Shanxi Medical University, Taiyuan, People's Republic of China.
Heping Hospital Affiliated to Changzhi Medical College, Changzhi, People's Republic of China.
Hematology. 2023 Dec;28(1):2246268. doi: 10.1080/16078454.2023.2246268.
To construct an endoplasmic reticulum stress-related prognostic risk score (RS) model to predict prognosis and perform a preliminary analysis of immune infiltration in patients with acute myeloid leukemia (AML).
The whole-genome expression data for AML and endoplasmic reticulum stress (ER stress)-related genes were downloaded from the GEO and GSEA databases, respectively. The samples were divided into death and survival groups, combined with clinical prognosis information. LASSO regression was used to construct a prognostic RS model. The Kaplan-Meier curve method was used to evaluate the association between different risk groups and actual survival prognosis information. A cox regression analysis was used to screen for independent survival prognostic clinical factors and construct a nomogram. CIBERSORT and ssGSEA was used for immune-related analysis.

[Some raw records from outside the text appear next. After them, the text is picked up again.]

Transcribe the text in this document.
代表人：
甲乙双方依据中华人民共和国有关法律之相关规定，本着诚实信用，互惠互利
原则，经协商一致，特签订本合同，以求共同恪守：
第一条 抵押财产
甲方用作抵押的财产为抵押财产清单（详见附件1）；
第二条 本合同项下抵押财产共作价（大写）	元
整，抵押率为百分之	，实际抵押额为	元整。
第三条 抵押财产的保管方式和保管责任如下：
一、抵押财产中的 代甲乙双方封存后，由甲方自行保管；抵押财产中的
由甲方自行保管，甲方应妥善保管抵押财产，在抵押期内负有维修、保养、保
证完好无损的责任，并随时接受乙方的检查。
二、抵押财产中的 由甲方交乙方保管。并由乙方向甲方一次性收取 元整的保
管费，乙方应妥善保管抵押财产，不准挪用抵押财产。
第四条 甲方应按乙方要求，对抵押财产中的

Eighteen ER-stress related genes were identified and a comprehensive network was constructed. Further, 5 CC, 8 MF, 17 BP, and 2 KEGG pathways were enriched. Ten optimal DEGs were obtained and a prognostic risk model was constructed. Compared to the low RS group, the OS values of the high RS group were significantly lower. A significant correlation between the different risk groups and the actual prognosis was demonstrated. Ten immune cells with significantly different distributions in different risk groups were screened. KEGG enrichment analysis showed that there were 5 signaling pathways in the high-risk group.
The RS model can effectively predict the prognosis and has clinical implications for the prognosis of AML, combined with the correlation between different RS groups and the immune microenvironment.
构建内质网应激相关预后风险评分(RS)模型,预测急性髓系白血病(AML)患者的预后,并对其免疫浸润进行初步分析。
分别从 GEO 和 GSEA 数据库下载 AML 的全基因组表达数据和内质网应激(ER 应激)相关基因。将样本分为死亡和存活组,结合临床预后信息。使用 LASSO 回归构建预后 RS 模型。Kaplan-Meier 曲线法评估不同风险组与实际生存预后信息的相关性。Cox 回归分析筛选独立的生存预后临床因素并构建列线图。使用 CIBERSORT 和 ssGSEA 进行免疫相关分析。
鉴定出 18 个 ER 应激相关基因,并构建了综合网络。进一步富集了 5 个 CC、8 个 MF、17 个 BP 和 2 个 KEGG 通路。获得了 10 个最优的 DEG,并构建了预后风险模型。与低 RS 组相比,高 RS 组的 OS 值明显较低。不同风险组与实际预后存在显著相关性。筛选出不同风险组中分布差异显著的 10 种免疫细胞。KEGG 富集分析显示,高危组中有 5 个信号通路。
RS 模型可有效预测预后,并结合不同 RS 组与免疫微环境的相关性,对 AML 的预后具有临床意义。